Kyrgyz-Chinese Trade and Economic Cooperation Center Opens in Chongqing

A new Kyrgyz-Chinese Trade and Economic Cooperation Center has officially opened in Chongqing, one of southwest China’s largest industrial and transportation hubs. According to Kyrgyzstan’s Ministry of Economy and Commerce, the 300-square-meter facility will serve as a platform for bilateral business cooperation. Kyrgyz entrepreneurs will be able to register their companies and conduct business activities in China free of charge. Also on September 26, Chongqing hosted the opening of Kyrgyzstan’s Trade Pavilion, which will showcase and sell national products such as honey, alcoholic beverages, confectionery, and handicrafts. China remains one of Kyrgyzstan’s most important trade partners, with an increasing share of transactions now carried out in Chinese yuan. Earlier this year, Kyrgyzstan’s state-owned Eldik Bank became the first bank in Central Asia to join China’s Cross-Border Interbank Payment System (CIPS). The system enables direct and instant settlements in yuan with Chinese partners and other participants, bypassing intermediaries and reducing transaction costs. Eldik Bank officials said the move would expand business opportunities and deepen bilateral economic ties. Trade between Kyrgyzstan and China surged by 44.7% in 2024, reaching $5.3 billion, according to Kyrgyz government statistics. Exports from Kyrgyzstan to China grew dramatically to $2.04 billion, 93 times higher than in 2023. China also remained Kyrgyzstan’s largest foreign investor, accounting for 23.9% of total foreign direct investment (FDI) in 2024, valued at $872.6 million.

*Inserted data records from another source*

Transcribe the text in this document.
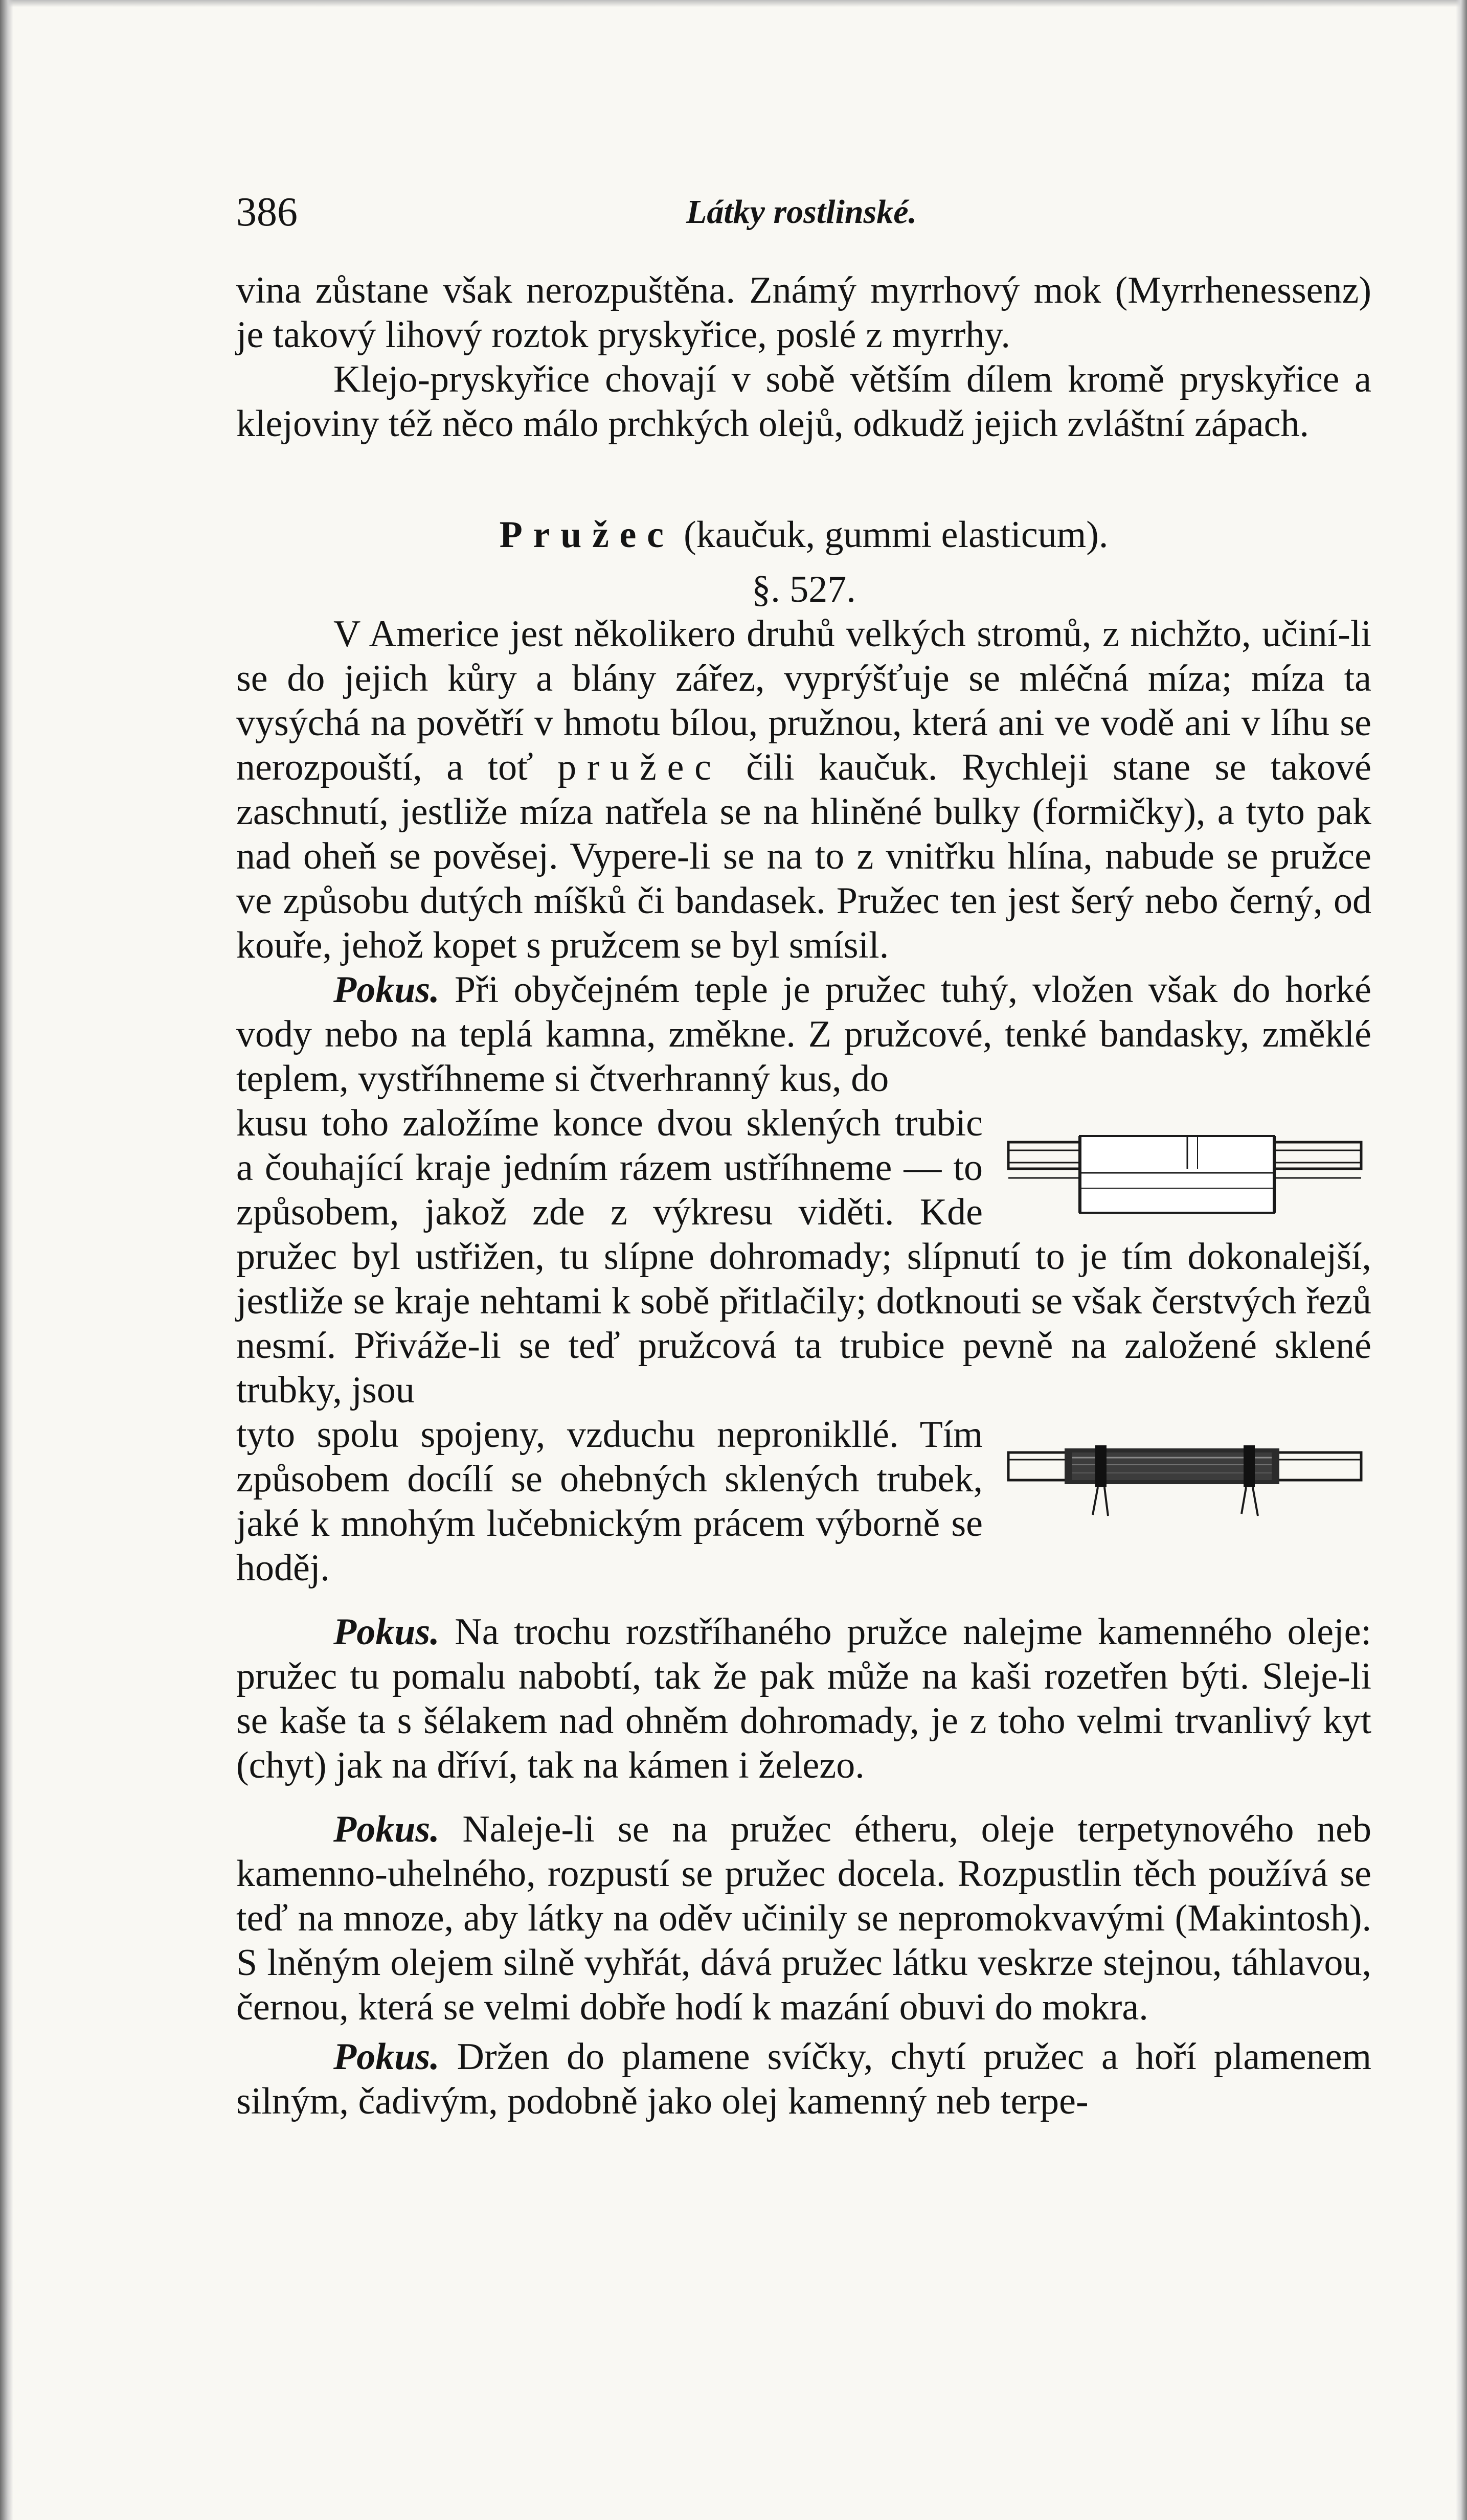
386	Látky rostlinské.

vina zůstane však nerozpuštěna. Známý myrrhový mok (Myrrhenessenz) je takový lihový roztok pryskyřice, poslé z myrrhy.

Klejo-pryskyřice chovají v sobě větším dílem kromě pryskyřice a klejoviny též něco málo prchkých olejů, odkudž jejich zvláštní zápach.

Pružec (kaučuk, gummi elasticum).

§. 527.

V Americe jest několikero druhů velkých stromů, z nichžto, učiní-li se do jejich kůry a blány zářez, vyprýšťuje se mléčná míza; míza ta vysýchá na povětří v hmotu bílou, pružnou, která ani ve vodě ani v líhu se nerozpouští, a toť pružec čili kaučuk. Rychleji stane se takové zaschnutí, jestliže míza natřela se na hliněné bulky (formičky), a tyto pak nad oheň se pověsej. Vypere-li se na to z vnitřku hlína, nabude se pružce ve způsobu dutých míšků či bandasek. Pružec ten jest šerý nebo černý, od kouře, jehož kopet s pružcem se byl smísil.

Pokus. Při obyčejném teple je pružec tuhý, vložen však do horké vody nebo na teplá kamna, změkne. Z pružcové, tenké bandasky, změklé teplem, vystříhneme si čtverhranný kus, do

kusu toho založíme konce dvou sklených trubic a čouhající kraje jedním rázem ustříhneme — to způsobem, jakož zde z výkresu viděti. Kde pružec byl ustřižen, tu slípne dohromady; slípnutí to je tím dokonalejší, jestliže se kraje nehtami k sobě přitlačily; dotknouti se však čerstvých řezů nesmí. Přiváže-li se teď pružcová ta trubice pevně na založené sklené trubky, jsou

tyto spolu spojeny, vzduchu nepronikllé. Tím způsobem docílí se ohebných sklených trubek, jaké k mnohým lučebnickým prácem výborně se hoděj.

Pokus. Na trochu rozstříhaného pružce nalejme kamenného oleje: pružec tu pomalu nabobtí, tak že pak může na kaši rozetřen býti. Sleje-li se kaše ta s šélakem nad ohněm dohromady, je z toho velmi trvanlivý kyt (chyt) jak na dříví, tak na kámen i železo.

Pokus. Naleje-li se na pružec étheru, oleje terpetynového neb kamenno-uhelného, rozpustí se pružec docela. Rozpustlin těch používá se teď na mnoze, aby látky na oděv učinily se nepromokvavými (Makintosh). S lněným olejem silně vyhřát, dává pružec látku veskrze stejnou, táhlavou, černou, která se velmi dobře hodí k mazání obuvi do mokra.

Pokus. Držen do plamene svíčky, chytí pružec a hoří plamenem silným, čadivým, podobně jako olej kamenný neb terpe-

Tajikistan Revises Export Duties to Boost Domestic Processing

The government of Tajikistan has approved revised export duties on raw materials and semi-processed goods, a move that has prompted considerable discussion within the business community. The changes, which directly affect exporters and producers, are intended to stimulate domestic processing and reduce the export of unrefined resources. The key reform replaces fixed tariffs with duties calculated as a percentage of a product’s market value. Previously, export duties were set at: €300 per ton for leather 20% or €100 per ton for silk and cocoons 10% for cotton fiber Under the new rules, export duties fluctuate with global market prices, allowing for more adaptive regulation. According to the Ministry of Economic Development and Trade, the reform is designed to promote higher-value production within Tajikistan. “The goal of this resolution is to reduce the export of raw materials and support the production of high-value goods,” said First Deputy Minister of Economic Development and Trade Ashurboy Solekhzoda. The revised duties apply to a range of commodities including cotton fiber, leather, silk, cocoons, minerals, concentrates, plant juices, and other semi-processed goods. However, around 34 categories of raw materials remain exempt from export duties. Tajikistan’s approach mirrors policies implemented in neighboring states. Kazakhstan imposes export duties on 44 product categories, including leather, wool, scrap metal, sunflower seeds, and oil. In Uzbekistan, export duties apply to over 86 types of goods, with some rates reaching as high as 100%. Such measures aim to reduce reliance on raw material exports, stimulate domestic value-added industries, and enhance export competitiveness. Economists and industry observers say the new policy could incentivize companies to expand local processing operations and reduce dependence on commodity exports. It may also enhance Tajikistan’s attractiveness to foreign investors interested in long-term, value-driven partnerships. Over time, the revised export framework is expected to help strengthen the national economy and integrate Tajikistan more deeply into regional supply chains across Central Asia.